Konuşmanın ardından Kocaoğlu, sanatçı Şerif Sezer ve Ediz Hun'a 2010 Emek Ödüllerini sundu.
Sezer, ödülün verilmesinden çok onur duyduğunu, mutlu olduğunu bildirdi.
İZMİR BENİM İÇİN ÇOK ÖNEMLİ
Sanatçı Ediz Hun da ödülünü aldıktan sonra yaptığı konuşmada, İzmir'in yaşamında her zaman kendisi için önemli bir kent olduğunu söyledi.
Annesinin 1933 yılında İzmir Kız Lisesi'nde öğretmen olarak görev yaptığını anımsatan Hun, cebinden o döneme ait iki siyah beyaz fotoğraf çıkartarak salondakilere gösterdi.
Türkiye Cumhuriyeti'nin kurucusu Büyük Önder Mustafa Kemal Atatürk'ün İzmir Kız Lisesi'ni ziyareti sırasında annesi Necvet Hun'un dönemin Milli Eğitim Bakanı Hasan Ali Yücel, İzmir Valisi Kazım Dirik, okulun idarecileri ve öğretmenlerin yer aldığı fotoğrafı yıllardır sakladığını anlatan Ediz Hun, diğer fotoğrafında okulun ilk dönemindeki ahşap köşk olduğunu açıkladı.
1963 yılında film çekimi için geldikleri İzmir'de Kemal Filmin sahiplerinden Osman Fahir Seden'in Pasaport'ta nargile içtiğini, Kordonboyu'nda en güzel aşk sahnelerini gün doğumu ve gün batımında çektiklerini hatırlatan Ediz Hun, “İzmir benim için müstesna bir kenttir. Huzurlu bir kenttir. Sanat ve sanatçıya gösterdiğiniz sevgiye teşekkür ediyorum” diye konuştu.
Kocaoğlu, daha sonra 2010 genç oyuncu ödüllerini Beren Saat, Demet Evgar ve Murat Yıldırım'a sundu.

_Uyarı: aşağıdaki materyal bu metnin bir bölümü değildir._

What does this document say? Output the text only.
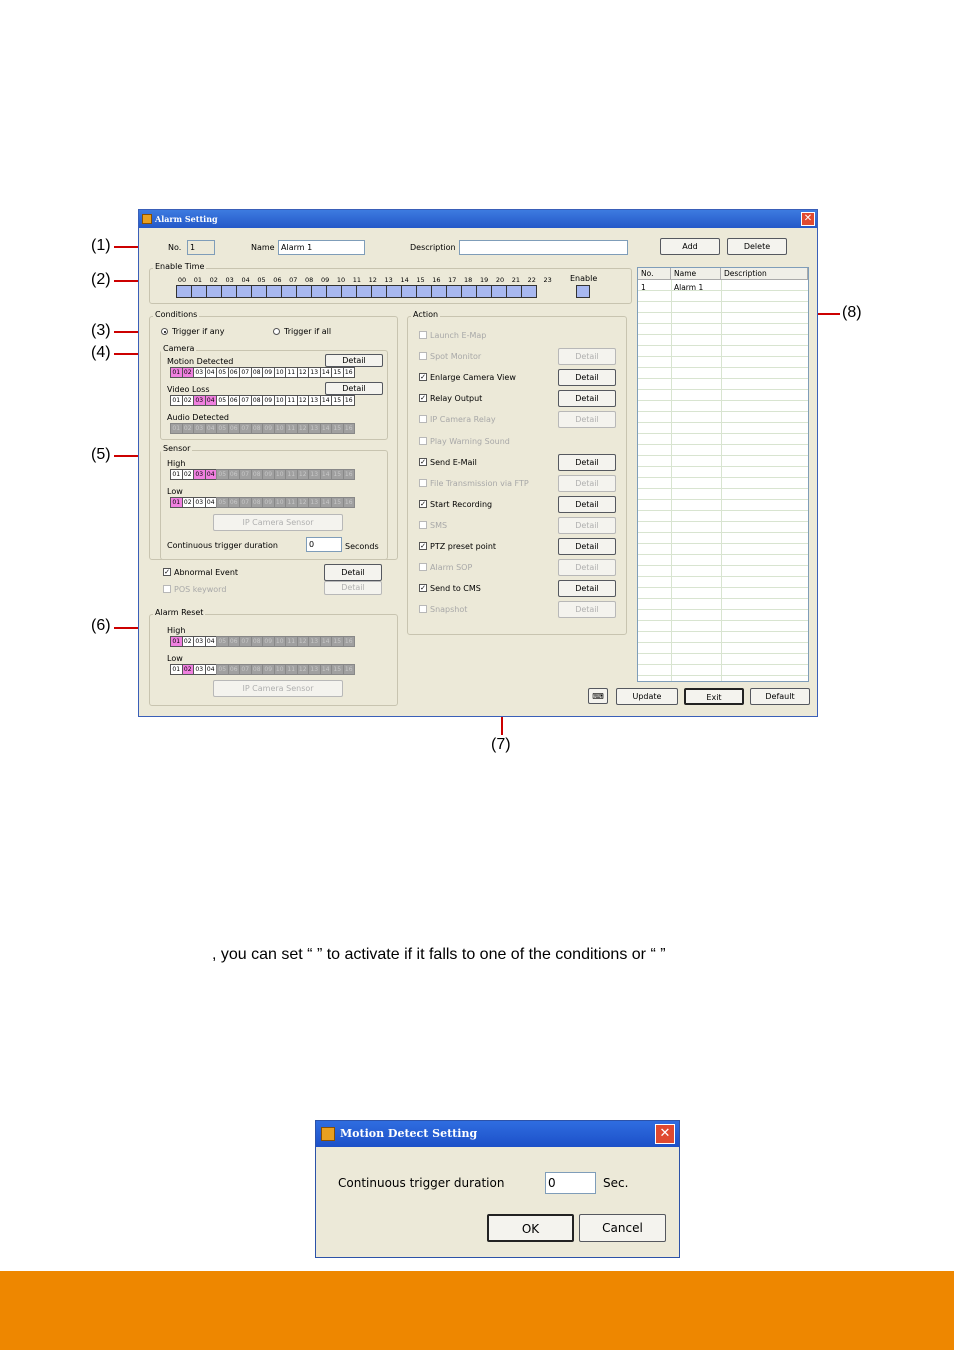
(1)
(2)
(3)
(4)
(5)
(6)
(8)
(7)
Alarm Setting	✕
No.	1	Name Alarm 1	Description	Add	Delete
Enable Time
Enable
Conditions
Trigger if any	Trigger if all
Camera
Motion Detected	Detail
01 02 03 04 05 06 07 08 09 10 11 12 13 14 15 16
Video Loss	Detail
01 02 03 04 05 06 07 08 09 10 11 12 13 14 15 16
Audio Detected
01 02 03 04 05 06 07 08 09 10 11 12 13 14 15 16
Sensor
High
01 02 03 04 05 06 07 08 09 10 11 12 13 14 15 16
Low
01 02 03 04 05 06 07 08 09 10 11 12 13 14 15 16
IP Camera Sensor
Continuous trigger duration	0	Seconds
✓ Abnormal Event	Detail
POS keyword	Detail
Alarm Reset
High
01 02 03 04 05 06 07 08 09 10 11 12 13 14 15 16
Low
01 02 03 04 05 06 07 08 09 10 11 12 13 14 15 16
IP Camera Sensor
Action
No.	Name	Description
1	Alarm 1
⌨	Update	Exit	Default
00	01	02	03	04	05	06	07	08	09	10	11	12	13	14	15	16	17	18	19	20	21	22	23
Launch E-Map
Spot Monitor	Detail
✓ Enlarge Camera View	Detail
✓ Relay Output	Detail
IP Camera Relay	Detail
Play Warning Sound
✓ Send E-Mail	Detail
File Transmission via FTP	Detail
✓ Start Recording	Detail
SMS	Detail
✓ PTZ preset point	Detail
Alarm SOP	Detail
✓ Send to CMS	Detail
Snapshot	Detail
, you can set “ ” to activate if it falls to one of the conditions or “ ”
Motion Detect Setting	✕
Continuous trigger duration	0	Sec.
OK	Cancel
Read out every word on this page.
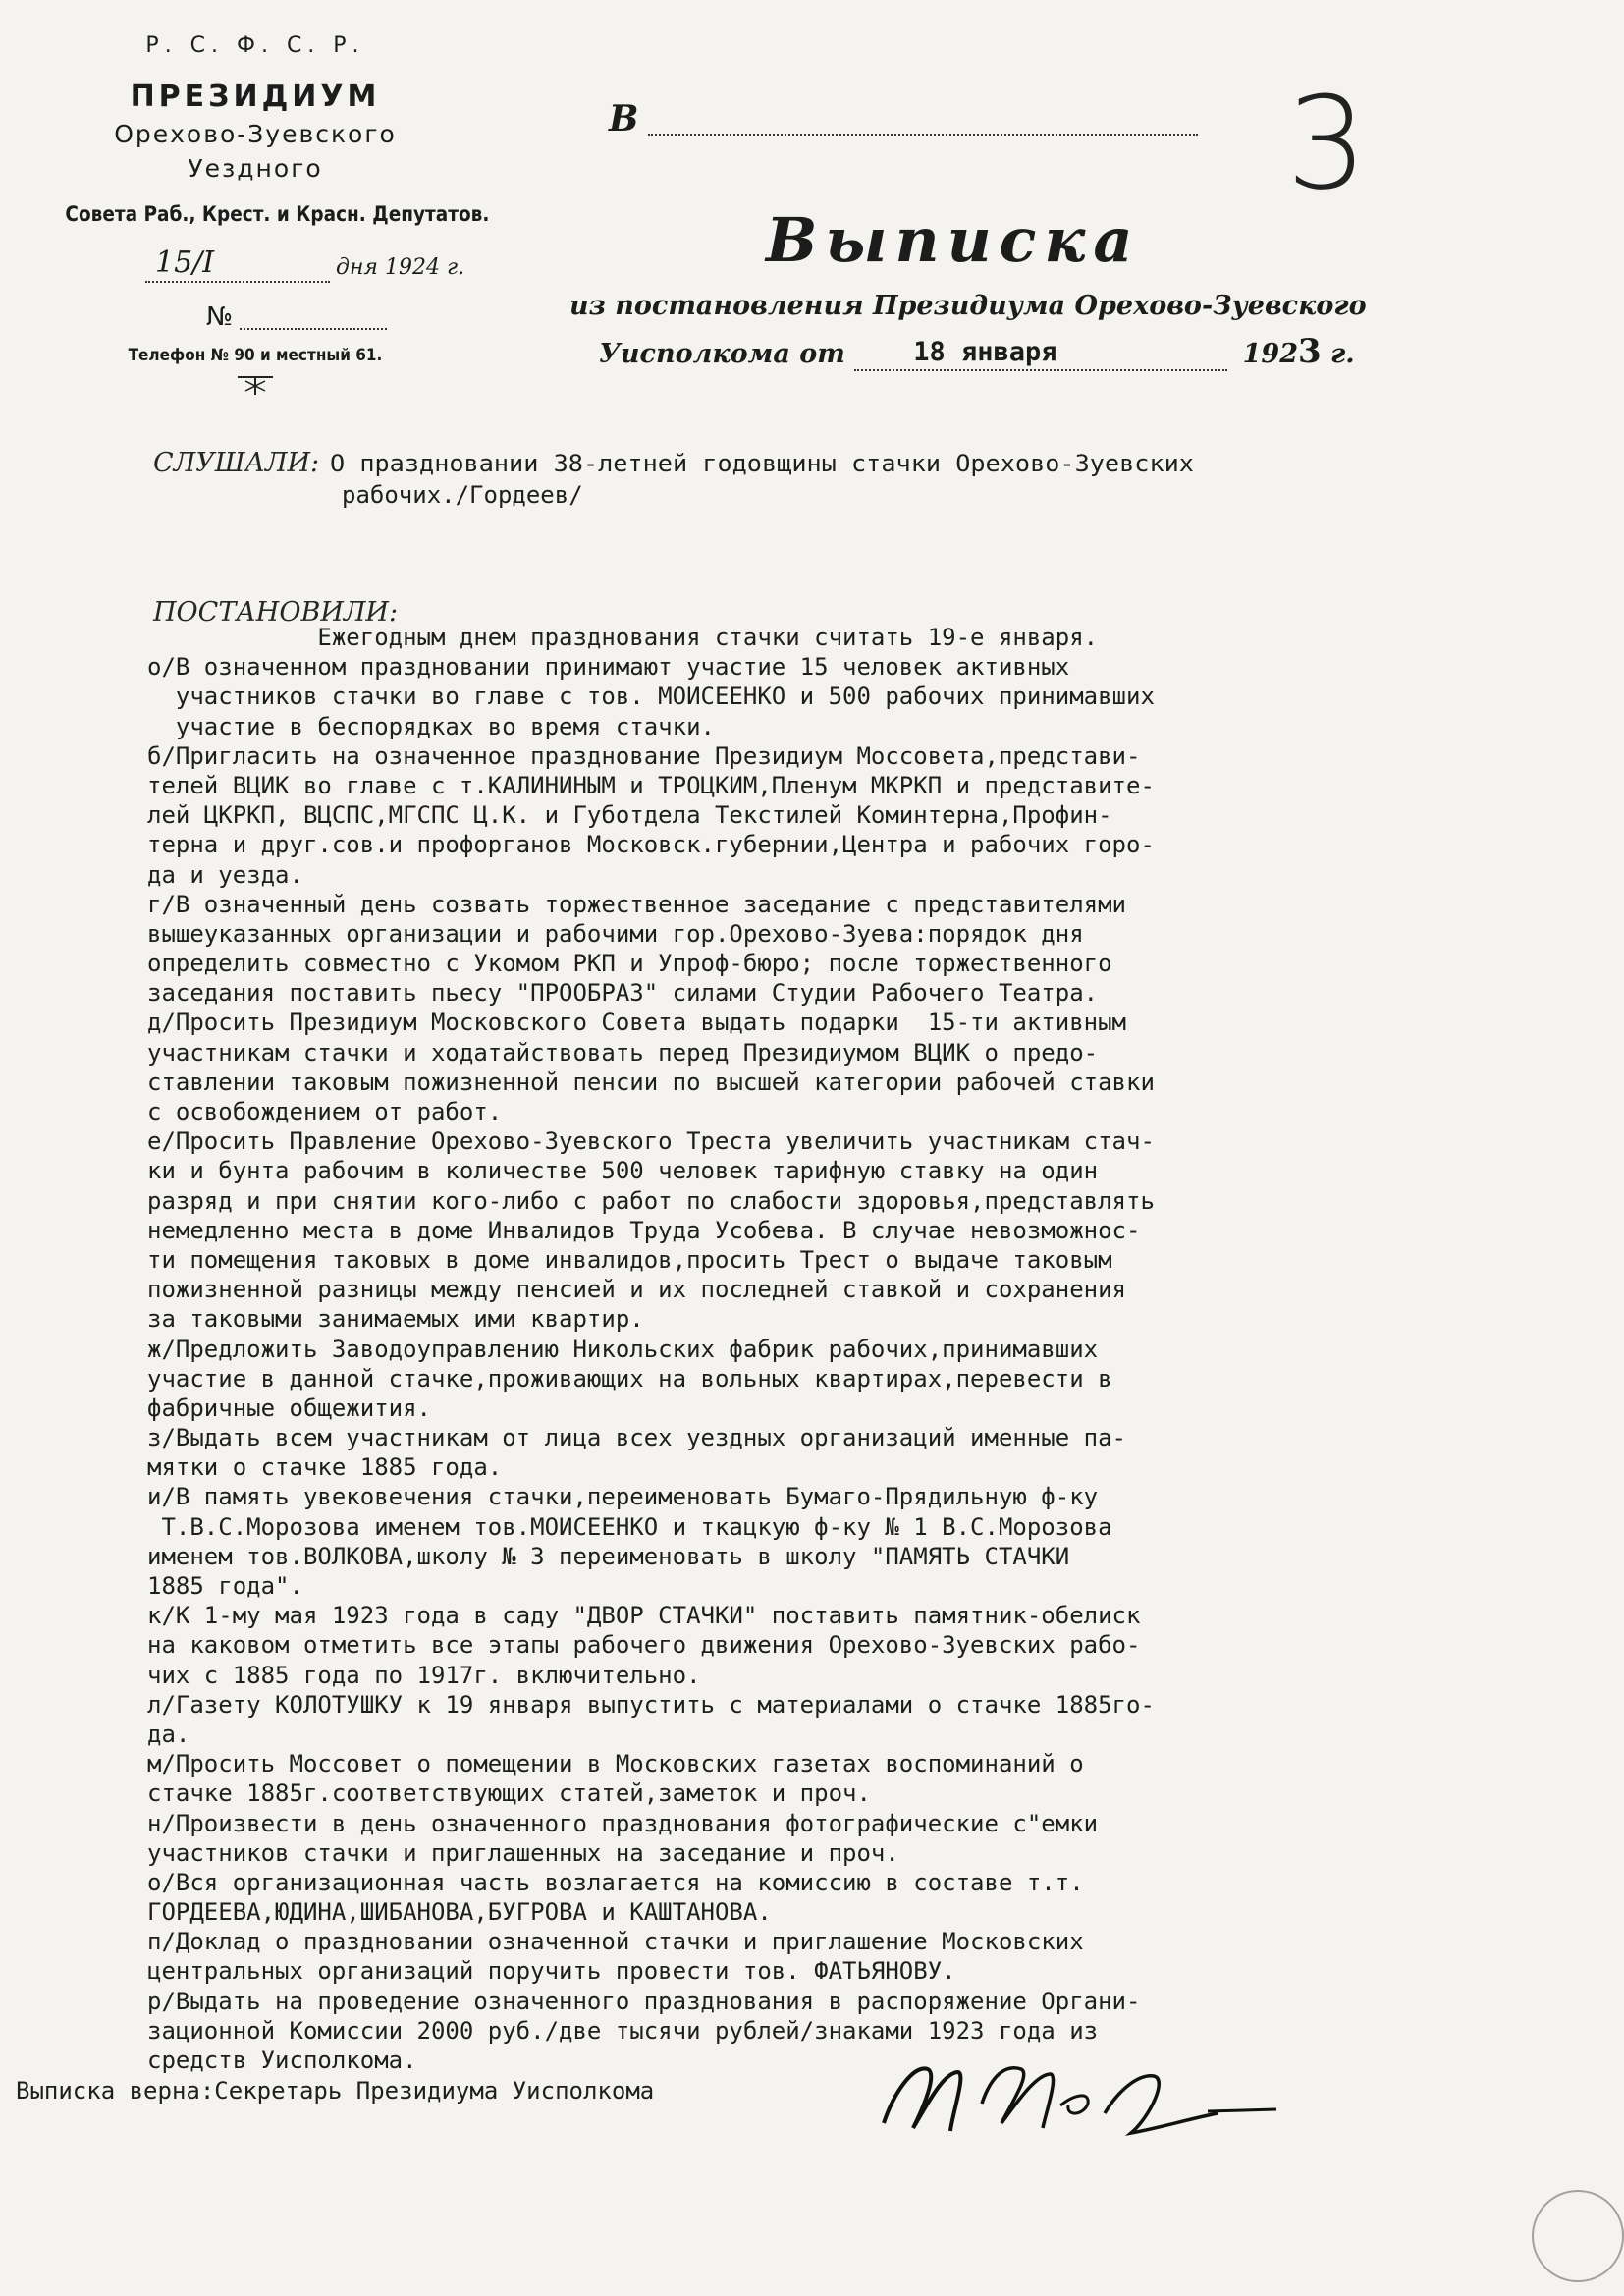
Р. С. Ф. С. Р.
ПРЕЗИДИУМ
Орехово-Зуевского
Уездного
Совета Раб., Крест. и Красн. Депутатов.
15/I	дня 1924 г.
№
Телефон № 90 и местный 61.
В	3
Выписка
из постановления Президиума Орехово-Зуевского
Уисполкома от	18 января	1923 г.
СЛУШАЛИ: О праздновании 38-летней годовщины стачки Орехово-Зуевских
рабочих./Гордеев/
ПОСТАНОВИЛИ:
Ежегодным днем празднования стачки считать 19-е января.
о/В означенном праздновании принимают участие 15 человек активных
участников стачки во главе с тов. МОИСЕЕНКО и 500 рабочих принимавших
участие в беспорядках во время стачки.
б/Пригласить на означенное празднование Президиум Моссовета,представи-
телей ВЦИК во главе с т.КАЛИНИНЫМ и ТРОЦКИМ,Пленум МКРКП и представите-
лей ЦКРКП, ВЦСПС,МГСПС Ц.К. и Губотдела Текстилей Коминтерна,Профин-
терна и друг.сов.и профорганов Московск.губернии,Центра и рабочих горо-
да и уезда.
г/В означенный день созвать торжественное заседание с представителями
вышеуказанных организации и рабочими гор.Орехово-Зуева:порядок дня
определить совместно с Укомом РКП и Упроф-бюро; после торжественного
заседания поставить пьесу "ПРООБРАЗ" силами Студии Рабочего Театра.
д/Просить Президиум Московского Совета выдать подарки  15-ти активным
участникам стачки и ходатайствовать перед Президиумом ВЦИК о предо-
ставлении таковым пожизненной пенсии по высшей категории рабочей ставки
с освобождением от работ.
е/Просить Правление Орехово-Зуевского Треста увеличить участникам стач-
ки и бунта рабочим в количестве 500 человек тарифную ставку на один
разряд и при снятии кого-либо с работ по слабости здоровья,представлять
немедленно места в доме Инвалидов Труда Усобева. В случае невозможнос-
ти помещения таковых в доме инвалидов,просить Трест о выдаче таковым
пожизненной разницы между пенсией и их последней ставкой и сохранения
за таковыми занимаемых ими квартир.
ж/Предложить Заводоуправлению Никольских фабрик рабочих,принимавших
участие в данной стачке,проживающих на вольных квартирах,перевести в
фабричные общежития.
з/Выдать всем участникам от лица всех уездных организаций именные па-
мятки о стачке 1885 года.
и/В память увековечения стачки,переименовать Бумаго-Прядильную ф-ку
Т.В.С.Морозова именем тов.МОИСЕЕНКО и ткацкую ф-ку № 1 В.С.Морозова
именем тов.ВОЛКОВА,школу № 3 переименовать в школу "ПАМЯТЬ СТАЧКИ
1885 года".
к/К 1-му мая 1923 года в саду "ДВОР СТАЧКИ" поставить памятник-обелиск
на каковом отметить все этапы рабочего движения Орехово-Зуевских рабо-
чих с 1885 года по 1917г. включительно.
л/Газету КОЛОТУШКУ к 19 января выпустить с материалами о стачке 1885го-
да.
м/Просить Моссовет о помещении в Московских газетах воспоминаний о
стачке 1885г.соответствующих статей,заметок и проч.
н/Произвести в день означенного празднования фотографические с"емки
участников стачки и приглашенных на заседание и проч.
о/Вся организационная часть возлагается на комиссию в составе т.т.
ГОРДЕЕВА,ЮДИНА,ШИБАНОВА,БУГРОВА и КАШТАНОВА.
п/Доклад о праздновании означенной стачки и приглашение Московских
центральных организаций поручить провести тов. ФАТЬЯНОВУ.
р/Выдать на проведение означенного празднования в распоряжение Органи-
зационной Комиссии 2000 руб./две тысячи рублей/знаками 1923 года из
средств Уисполкома.
Выписка верна:Секретарь Президиума Уисполкома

Törende yönetmenler Hilal Saral ve Tan Tolga Demirci'ye de festivale katkılarından dolayı plaket verildi.
Ödül alan sanatçılar Kocaoğlu ile hatıra fotoğrafı çektirdikten sonra düzenlenen kokteyle katıldı.
Bu yıl ki teması “Korku Filmleri” olan etkinlik, Drakula İstanbul'da adlı film ile başladı.